Surgical treatment of diseases of ENT organs
Foreign body of the maxillary sinus
Foreign body (fungal body) of the maxillary (maxillary) sinuses
In this article I will touch on the most common disease that is encountered today by ENT surgeons – this is the so-called non-invasive form of fungal sinusitis. There are many names that are often used by the doctor – mycetoma, fungal sinusitis, fungal body, fungal ball. Sometimes a diagnosis is used – odontogenic sinusitis, which is not entirely consistent with reality.
What is fungal sinusitis? The mechanism of development of the disease is quite simple. Surely, each person has treated the teeth, and often the treatment is accompanied by a filling of the canals of the tooth. The fact is that the roots of the upper teeth, especially on the 5th and 6th, often protrude into the maxillary sinus and are covered only by the mucous membrane on the side of the sinus. Thus, the dentist, completely without malice, carrying out work on the root of the tooth, can pierce its top and push the filling material into the sinus. Moreover, sometimes even a fragment of the root of the tooth itself or a root can fall into the sinus.
This is where the fun begins. By itself, the filling material is a completely harmless substance. And he could be in the bosom for years, but not so simple. The fact is that on the surface of the mucous membrane of the sinuses live fungi that are completely harmless to us. But when a substrate appears – a filling material, the growth of a fungal colony begins to form around it. Over time, the so-called fungal body is formed, which can gradually fill the entire bosom and even destroy its walls. The following points should be noted:
– The process does not develop quickly. It may take up to 10 years from the time you visit the dentist to form a large fungal body.
– Since the process takes place in the cavity (in the sinus) – it is as if isolated. The mucous membrane for a long time does not react at all to its own fungi. Therefore, an overwhelming number of patients have no complaints for a long time.
– Often these patients are treated for a long time with antibiotics, punctures and
– For the overwhelming number of patients who are given such a diagnosis – this is a perfect sensation, since they have no complaints. Often, such a disease is detected, for example, during examination of the brain or prophylactic medical examinations.
How to confirm the diagnosis and what to look for.
In almost 100% of cases, the exact diagnosis allows you to install COMPUTER tomography of the sinuses.

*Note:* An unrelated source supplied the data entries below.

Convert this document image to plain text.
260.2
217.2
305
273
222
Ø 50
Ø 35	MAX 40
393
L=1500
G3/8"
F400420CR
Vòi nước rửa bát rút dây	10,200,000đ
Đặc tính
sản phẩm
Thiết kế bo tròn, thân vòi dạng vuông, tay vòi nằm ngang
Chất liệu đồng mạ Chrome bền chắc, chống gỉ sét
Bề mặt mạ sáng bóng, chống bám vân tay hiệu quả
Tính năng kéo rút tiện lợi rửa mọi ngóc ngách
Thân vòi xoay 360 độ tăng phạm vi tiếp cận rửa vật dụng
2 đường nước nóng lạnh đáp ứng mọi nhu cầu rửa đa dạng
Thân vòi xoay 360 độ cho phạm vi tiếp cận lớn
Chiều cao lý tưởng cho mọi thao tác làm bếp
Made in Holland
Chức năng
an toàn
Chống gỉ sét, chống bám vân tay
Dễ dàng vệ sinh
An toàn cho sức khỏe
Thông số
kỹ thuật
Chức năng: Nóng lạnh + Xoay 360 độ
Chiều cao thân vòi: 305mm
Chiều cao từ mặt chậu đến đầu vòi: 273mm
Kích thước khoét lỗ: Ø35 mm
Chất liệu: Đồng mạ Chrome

Regular x-ray and MRI give a less informative picture. On the results of computed tomography, it is often possible to clearly see both the filling and the forming fungal body, as shown in the figure.
Patients may experience some discomfort in the upper jaw, sometimes there is purulent sinusitis on the side of the fungal body. And, of course, in the past, patients treated their upper teeth at the dentist.

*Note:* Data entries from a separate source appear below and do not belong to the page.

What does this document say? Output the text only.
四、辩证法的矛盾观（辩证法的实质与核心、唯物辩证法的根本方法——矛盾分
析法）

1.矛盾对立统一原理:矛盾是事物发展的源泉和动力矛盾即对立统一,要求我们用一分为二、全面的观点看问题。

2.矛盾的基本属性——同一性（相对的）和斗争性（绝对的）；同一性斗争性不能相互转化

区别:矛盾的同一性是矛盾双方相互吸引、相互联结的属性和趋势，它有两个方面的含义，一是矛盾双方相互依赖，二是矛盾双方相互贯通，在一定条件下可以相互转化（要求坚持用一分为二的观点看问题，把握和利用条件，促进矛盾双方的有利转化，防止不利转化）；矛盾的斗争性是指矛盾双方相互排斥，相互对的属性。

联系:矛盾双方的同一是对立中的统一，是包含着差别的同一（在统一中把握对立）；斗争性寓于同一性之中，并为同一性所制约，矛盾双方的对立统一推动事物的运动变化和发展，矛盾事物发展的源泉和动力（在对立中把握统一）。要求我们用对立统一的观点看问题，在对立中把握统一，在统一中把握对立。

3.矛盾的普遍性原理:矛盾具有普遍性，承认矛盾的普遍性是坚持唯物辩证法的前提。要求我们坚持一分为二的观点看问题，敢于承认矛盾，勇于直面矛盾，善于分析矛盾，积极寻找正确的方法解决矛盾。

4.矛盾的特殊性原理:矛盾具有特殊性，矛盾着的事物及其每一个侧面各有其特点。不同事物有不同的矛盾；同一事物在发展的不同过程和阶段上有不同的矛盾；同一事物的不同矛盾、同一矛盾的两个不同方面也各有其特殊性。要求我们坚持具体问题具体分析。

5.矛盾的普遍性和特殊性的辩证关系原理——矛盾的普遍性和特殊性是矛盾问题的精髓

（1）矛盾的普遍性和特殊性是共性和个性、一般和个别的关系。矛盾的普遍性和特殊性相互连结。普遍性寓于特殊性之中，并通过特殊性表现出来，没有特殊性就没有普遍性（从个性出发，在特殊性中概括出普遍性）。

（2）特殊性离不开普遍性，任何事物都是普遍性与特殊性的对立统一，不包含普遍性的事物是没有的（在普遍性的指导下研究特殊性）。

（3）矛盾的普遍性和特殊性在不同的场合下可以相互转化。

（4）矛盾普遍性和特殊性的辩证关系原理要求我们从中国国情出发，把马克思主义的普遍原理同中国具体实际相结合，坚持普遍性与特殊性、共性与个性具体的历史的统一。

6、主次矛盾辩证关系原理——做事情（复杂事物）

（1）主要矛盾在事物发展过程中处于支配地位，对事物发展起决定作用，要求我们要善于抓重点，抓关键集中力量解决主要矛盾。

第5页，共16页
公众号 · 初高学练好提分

Unfortunately, there are simply no other characteristic symptoms of the disease.
This disease is ABSOLUTELY SURGICAL and full stop!

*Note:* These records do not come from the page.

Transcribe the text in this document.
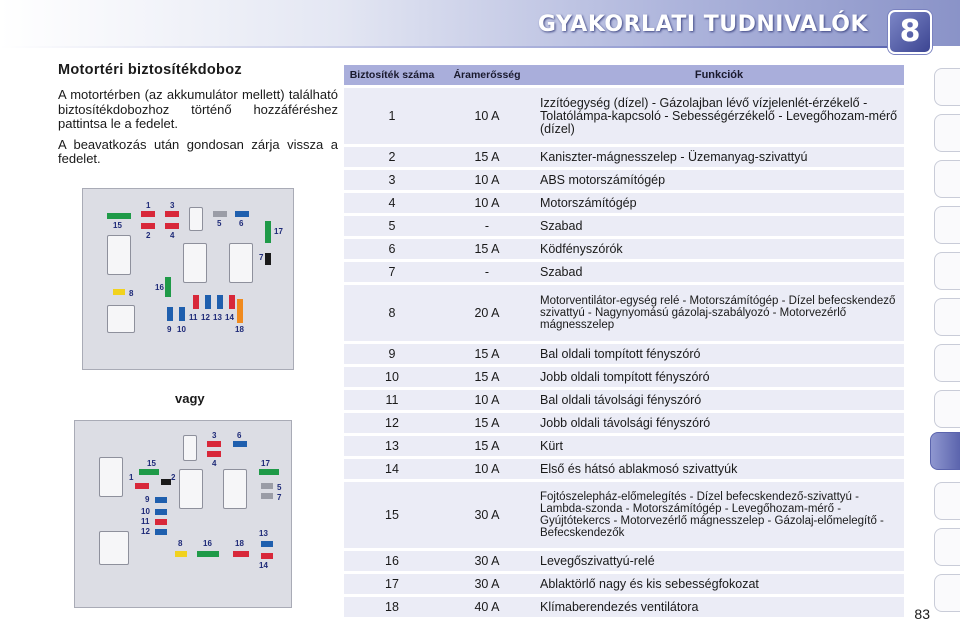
GYAKORLATI TUDNIVALÓK	8
Motortéri biztosítékdoboz
A motortérben (az akkumulátor mellett) található biztosítékdobozhoz történő hozzáféréshez pattintsa le a fedelet.
A beavatkozás után gondosan zárja vissza a fedelet.
1 3
15
2 4
5 6
17
7
8
16
9 10
11 12 13 14
18
vagy
3	6
15
1	2
4	17
5
7
9
10
11
12	13
8	16	18
14
Biztosíték száma	Áramerősség	Funkciók
1	10 A	Izzítóegység (dízel) - Gázolajban lévő vízjelenlét-érzékelő - Tolatólámpa-kapcsoló - Sebességérzékelő - Levegőhozam-mérő (dízel)
2	15 A	Kaniszter-mágnesszelep - Üzemanyag-szivattyú
3	10 A	ABS motorszámítógép
4	10 A	Motorszámítógép
5	-	Szabad
6	15 A	Ködfényszórók
7	-	Szabad
8	20 A	Motorventilátor-egység relé - Motorszámítógép - Dízel befecskendező szivattyú - Nagynyomású gázolaj-szabályozó - Motorvezérlő mágnesszelep
9	15 A	Bal oldali tompított fényszóró
10	15 A	Jobb oldali tompított fényszóró
11	10 A	Bal oldali távolsági fényszóró
12	15 A	Jobb oldali távolsági fényszóró
13	15 A	Kürt
14	10 A	Első és hátsó ablakmosó szivattyúk
15	30 A	Fojtószelepház-előmelegítés - Dízel befecskendező-szivattyú - Lambda-szonda - Motorszámítógép - Levegőhozam-mérő - Gyújtótekercs - Motorvezérlő mágnesszelep - Gázolaj-előmelegítő - Befecskendezők
16	30 A	Levegőszivattyú-relé
17	30 A	Ablaktörlő nagy és kis sebességfokozat
18	40 A	Klímaberendezés ventilátora	83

Puncture and antibiotics are useless here. Foreign body must be removed.
The foreign body in the maxillary sinus should be removed from the sinus along with fungal masses. Currently this is done with the help of endoscopic techniques – through the nose. Rarely resort to additional – external access from under the lips. After complete removal – recovery occurs, although recurrences of the growth of the fungal body occur. The operation is simple. Personally, it takes me no more than 15 minutes and is performed under local anesthesia. Hospital monitoring is usually required for no more than 1-2 days. Endoscopic removal may not be possible if the patient has a sharp curvature of the nasal septum, which simply creates a mechanical obstruction to the operation through the nose. In this case, the patient is offered a one-step correction of the curved portion of the nasal septum. Often I am asked about the urgency of the operation. If there are no complications, then the operation is carried out exclusively in a planned manner.
I hope that this information will be useful to you. I am ready to answer your questions by email or by phone indicated in the CONTACTS section.